4. 当初の課題・挑戦ライブ配信は当日トラブルが許されず、準備・機材調達・予備機確保などの段取りが増える。にもかかわらず、売上は現場稼働の枠で決まり、事務負担が増えるほど可処分時間が減り、機会損失につながる。B社では、①消耗品〜機材までEC購入が多く、領収書回収・仕訳が分散しやすい、②少人数ゆえ入金管理・請求書発行が遅れると資金繰りに直撃する、③外部パートナー(カメラ/音声/配信)への支払管理が煩雑—という“回収サイトと事務工数”の課題が顕在化していた。 また、ライブ配信は機材が高額で、故障・追加購入の判断が多い。数字がタイムリーに見えないと、投資の回収見込み(稼働率×単価)が読めず、値付けが“なんとなく”になり、単価が下がる。さらに、外部パートナーへの支払が遅れると、繁忙期に手配できず品質が落ちる—という“人材調達”の課題にも波及する。 現場では、見積作成が遅れると機材手配が後ろ倒しになり、直前の追加購入やレンタルで原価が跳ねる。また、請求・入金の遅れは、次の機材投資や外注支払に直結し、機材のアップデートが止まると品質が落ちて受注率が下がる。つまり、バックオフィスの遅れが、品質(クレーム)と新規獲得(リード)に波及する構造だった。
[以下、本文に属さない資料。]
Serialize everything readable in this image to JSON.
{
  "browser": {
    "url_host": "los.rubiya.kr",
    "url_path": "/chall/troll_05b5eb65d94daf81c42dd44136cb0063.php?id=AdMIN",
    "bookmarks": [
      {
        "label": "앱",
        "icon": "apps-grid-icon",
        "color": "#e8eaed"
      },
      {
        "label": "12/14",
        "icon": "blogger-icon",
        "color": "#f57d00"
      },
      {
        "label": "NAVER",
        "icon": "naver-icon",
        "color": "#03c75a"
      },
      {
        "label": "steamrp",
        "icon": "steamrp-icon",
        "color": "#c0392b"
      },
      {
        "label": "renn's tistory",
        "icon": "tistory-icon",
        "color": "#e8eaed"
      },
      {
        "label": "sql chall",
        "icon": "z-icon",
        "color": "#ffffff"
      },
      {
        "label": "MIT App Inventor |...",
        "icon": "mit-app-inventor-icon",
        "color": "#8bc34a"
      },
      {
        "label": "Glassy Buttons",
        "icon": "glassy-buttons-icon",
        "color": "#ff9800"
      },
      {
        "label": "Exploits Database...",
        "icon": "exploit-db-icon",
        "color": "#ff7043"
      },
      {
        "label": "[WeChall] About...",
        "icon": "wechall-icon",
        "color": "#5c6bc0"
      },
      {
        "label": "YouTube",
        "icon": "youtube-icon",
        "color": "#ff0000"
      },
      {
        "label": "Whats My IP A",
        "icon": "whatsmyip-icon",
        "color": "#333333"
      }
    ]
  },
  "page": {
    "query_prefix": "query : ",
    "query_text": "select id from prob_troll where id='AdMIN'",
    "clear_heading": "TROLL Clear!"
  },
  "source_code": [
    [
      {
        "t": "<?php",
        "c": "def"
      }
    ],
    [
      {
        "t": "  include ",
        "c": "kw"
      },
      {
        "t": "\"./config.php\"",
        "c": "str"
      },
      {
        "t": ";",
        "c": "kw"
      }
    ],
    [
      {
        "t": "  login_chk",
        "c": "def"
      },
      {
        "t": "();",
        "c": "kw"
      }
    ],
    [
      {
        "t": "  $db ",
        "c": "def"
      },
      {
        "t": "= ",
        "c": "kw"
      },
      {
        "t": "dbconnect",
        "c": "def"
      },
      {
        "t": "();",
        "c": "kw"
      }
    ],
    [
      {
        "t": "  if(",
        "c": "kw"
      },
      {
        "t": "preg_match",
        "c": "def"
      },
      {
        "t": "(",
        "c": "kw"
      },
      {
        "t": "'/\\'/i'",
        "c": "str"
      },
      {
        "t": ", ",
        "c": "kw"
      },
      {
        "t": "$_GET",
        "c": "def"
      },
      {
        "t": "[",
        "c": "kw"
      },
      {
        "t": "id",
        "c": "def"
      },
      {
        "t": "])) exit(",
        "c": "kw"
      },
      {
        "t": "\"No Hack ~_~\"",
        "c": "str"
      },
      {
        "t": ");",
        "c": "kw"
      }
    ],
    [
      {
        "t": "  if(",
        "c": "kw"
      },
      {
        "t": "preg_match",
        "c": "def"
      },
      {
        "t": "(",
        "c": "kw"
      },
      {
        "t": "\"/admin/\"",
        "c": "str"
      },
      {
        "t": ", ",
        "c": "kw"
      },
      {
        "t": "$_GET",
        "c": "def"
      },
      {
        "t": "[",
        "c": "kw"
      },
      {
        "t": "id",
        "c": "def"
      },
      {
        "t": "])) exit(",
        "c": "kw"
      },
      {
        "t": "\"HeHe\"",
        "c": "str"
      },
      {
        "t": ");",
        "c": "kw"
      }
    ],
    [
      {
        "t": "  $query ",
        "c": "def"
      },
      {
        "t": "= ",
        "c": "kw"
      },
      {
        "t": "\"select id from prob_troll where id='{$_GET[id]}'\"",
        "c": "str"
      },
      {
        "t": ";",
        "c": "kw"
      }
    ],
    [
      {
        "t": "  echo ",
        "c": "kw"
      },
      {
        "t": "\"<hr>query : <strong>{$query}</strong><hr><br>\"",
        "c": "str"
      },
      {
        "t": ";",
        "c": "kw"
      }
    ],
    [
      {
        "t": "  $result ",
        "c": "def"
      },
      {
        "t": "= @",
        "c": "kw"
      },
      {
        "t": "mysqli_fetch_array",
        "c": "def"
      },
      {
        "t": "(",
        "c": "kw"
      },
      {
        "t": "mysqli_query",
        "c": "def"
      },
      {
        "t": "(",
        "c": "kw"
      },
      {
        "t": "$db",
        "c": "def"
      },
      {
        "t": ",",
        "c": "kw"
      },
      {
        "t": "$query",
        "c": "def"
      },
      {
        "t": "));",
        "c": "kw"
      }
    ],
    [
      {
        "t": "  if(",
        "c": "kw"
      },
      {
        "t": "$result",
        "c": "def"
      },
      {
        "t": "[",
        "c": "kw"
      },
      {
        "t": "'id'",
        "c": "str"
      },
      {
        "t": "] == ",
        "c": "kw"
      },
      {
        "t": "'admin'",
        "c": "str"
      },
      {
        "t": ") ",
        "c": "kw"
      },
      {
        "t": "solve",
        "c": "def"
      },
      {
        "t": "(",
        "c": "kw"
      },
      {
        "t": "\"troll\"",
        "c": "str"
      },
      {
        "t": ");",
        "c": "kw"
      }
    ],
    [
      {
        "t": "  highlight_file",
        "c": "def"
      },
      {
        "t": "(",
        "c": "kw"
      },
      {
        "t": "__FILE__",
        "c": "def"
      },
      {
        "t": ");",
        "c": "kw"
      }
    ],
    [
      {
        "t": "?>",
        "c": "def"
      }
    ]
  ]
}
5. 取組み・成功のポイント施策は「購買→明細→証憑→会計を自動連携し、現場稼働を増やしても事務が増えない状態」を作った点。①事業用カード決済を徹底し、ECアカウントにも登録して明細を自動取り込み、②スマホで領収書を即時アップ→経費計上を当日化、③見積・請求のテンプレを固定し、配信パッケージ(機材一式+現場オペ+アーカイブ編集)を“商品化”して作業を標準化した。運用では、月次の損益確認を早め、機材投資の回収見込み(稼働率×単価)を案件別に見える化して、値付けの根拠を作った。 ポイントは、経理自動化を“節税”ではなく“稼働率を上げるための時間創出”として位置づけたこと。現場の合間でもスマホで処理できる運用にし、証憑を溜めない。加えて、配信パッケージのメニュー化で見積作成を短時間化し、料金表を持つことで値引き交渉を減らし、平均単価を守る設計にした。 もう一段踏み込んで、案件の“標準見積”を3段階(ライト/スタンダード/プレミアム)に分け、現場オペ人数・機材構成・納品物(アーカイブ編集・字幕)を明確化した。これにより、見積の作成時間を短縮しつつ、上位プランへのアップセル(平均単価向上)を狙える。入金面では、請求書発行と同時に入金予定日を登録し、遅れが出たら自動でリマインドが飛ぶ運用(督促)を用意して回収サイトを短縮する。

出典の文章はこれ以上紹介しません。